Aarohi hesitated. This was the dangerous part. The part where she had to balance what she needed against what she couldn't afford to reveal.

"I want access to the Raichand Medical Library. Full access."

Now he looked up. "That's restricted to research fellows and board members."

"Then make an exception. I'm working on a project. The resources would help."

"What kind of project?"

"Does it matter?"

He studied her again—that measuring look that made her feel like she was being cataloged, filed, understood. She held her breath, but her face showed nothing.

"Fine," he said. "Anything else?"

She could ask for more. She should ask for more. But too many demands would raise suspicion. Instead, she shook her head.

"That's all."

He finished his revisions, slid the contract back across the desk, and handed her his pen. "Then we have an agreement."

Aarohi took the pen. It was heavy, cold, engraved with the Raichand crest. She looked at the signature line, at the space where her life would become something else entirely.

For Ma, she thought. For all of it.

She signed.

When she looked up, Kabir Raichand was watching her with an expression she couldn't read.
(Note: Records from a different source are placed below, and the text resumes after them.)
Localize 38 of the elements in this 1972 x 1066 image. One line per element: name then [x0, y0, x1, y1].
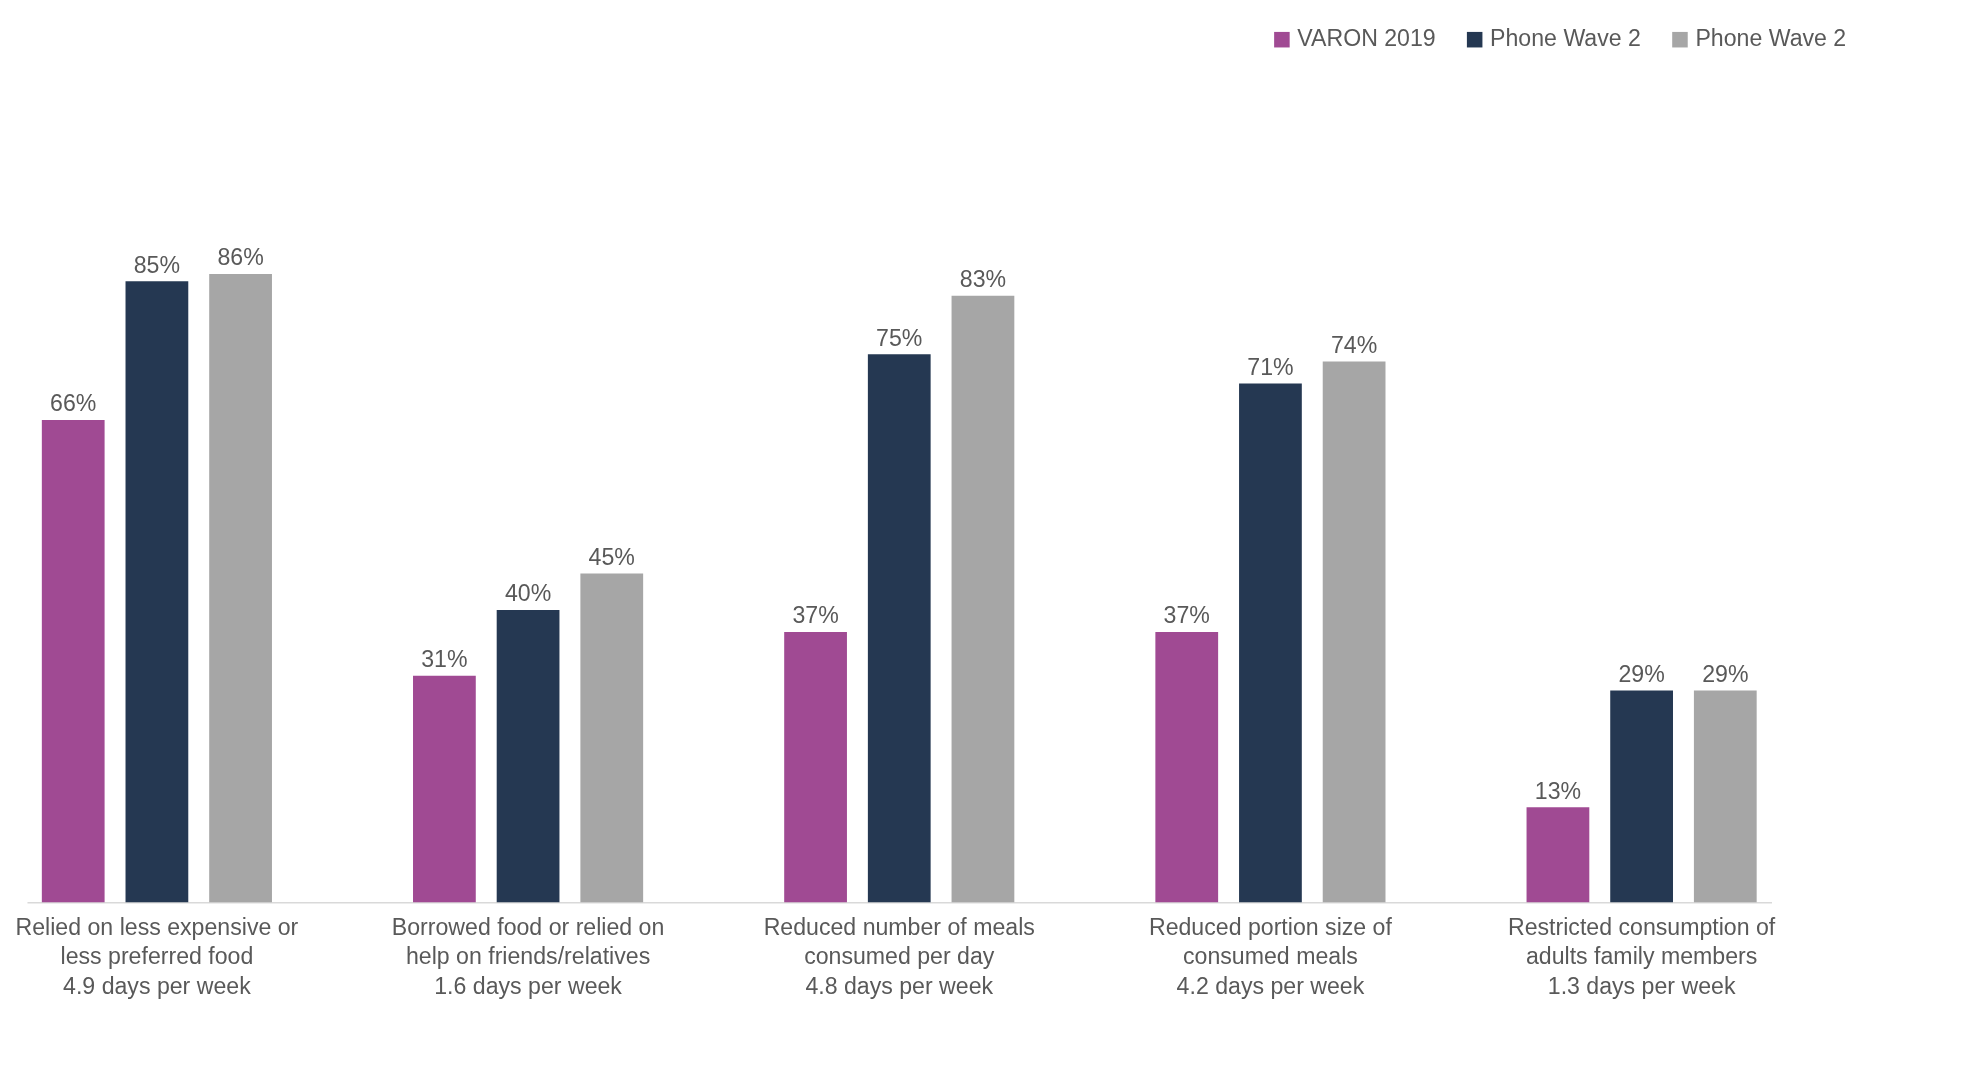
x-tick-label: Reduced portion size of consumed meals 4.2 days per week — [1148, 913, 1393, 1000]
data-label: 40% — [504, 580, 552, 607]
bar — [867, 354, 931, 903]
data-label: 83% — [959, 266, 1007, 293]
bar — [1693, 690, 1757, 903]
data-label: 66% — [50, 390, 97, 417]
data-label: 31% — [421, 646, 468, 673]
data-label: 13% — [1534, 777, 1582, 804]
legend-label: Phone Wave 2 — [1695, 25, 1847, 52]
data-label: 29% — [1702, 660, 1749, 687]
bar — [951, 295, 1015, 903]
x-tick-label: Reduced number of meals consumed per day 4.8 days per week — [763, 913, 1035, 1000]
x-tick-label: Relied on less expensive or less preferred food 4.9 days per week — [15, 913, 299, 1000]
bar — [413, 675, 476, 903]
bar — [1155, 631, 1219, 903]
bar — [1526, 807, 1590, 903]
legend-label: VARON 2019 — [1297, 25, 1436, 52]
data-label: 85% — [133, 251, 181, 278]
bar — [784, 631, 847, 903]
data-label: 71% — [1247, 353, 1294, 380]
bar — [1610, 690, 1673, 903]
data-label: 74% — [1330, 331, 1378, 358]
legend-label: Phone Wave 2 — [1490, 25, 1641, 52]
bar — [209, 273, 272, 903]
data-label: 37% — [1163, 602, 1210, 629]
bar — [1239, 383, 1302, 903]
bar — [496, 610, 560, 903]
x-tick-label: Restricted consumption of adults family members 1.3 days per week — [1507, 913, 1776, 1000]
data-label: 29% — [1618, 660, 1665, 687]
data-label: 45% — [588, 543, 635, 570]
data-label: 75% — [876, 324, 923, 351]
bar — [1322, 361, 1386, 903]
data-label: 86% — [217, 244, 264, 271]
bar — [41, 420, 105, 903]
x-tick-label: Borrowed food or relied on help on friends/relatives 1.6 days per week — [391, 913, 665, 1000]
bar — [580, 573, 644, 903]
data-label: 37% — [792, 602, 839, 629]
bar — [125, 281, 189, 903]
"One more thing," he said quietly. "The woman I'm marrying—the one the world will see—she's quiet. Polite. From a good family, grateful for the opportunity to marry into the Raichand legacy." His voice hardened. "She doesn't argue with her husband in front of staff. She doesn't make demands. She plays her part."

"And the woman you're actually marrying?"

Something flickered in his eyes. "I haven't decided yet."

Aarohi stood, tucking her cheap pen back into her bag. "Then we're even. Because I haven't decided who I'm marrying either."

She walked out without waiting for permission.

Behind her, she heard him exhale—a sound that might have been frustration or fascination. Either way, she had made an impression. That was the first rule of survival: make sure they remember you, but never enough to truly see you.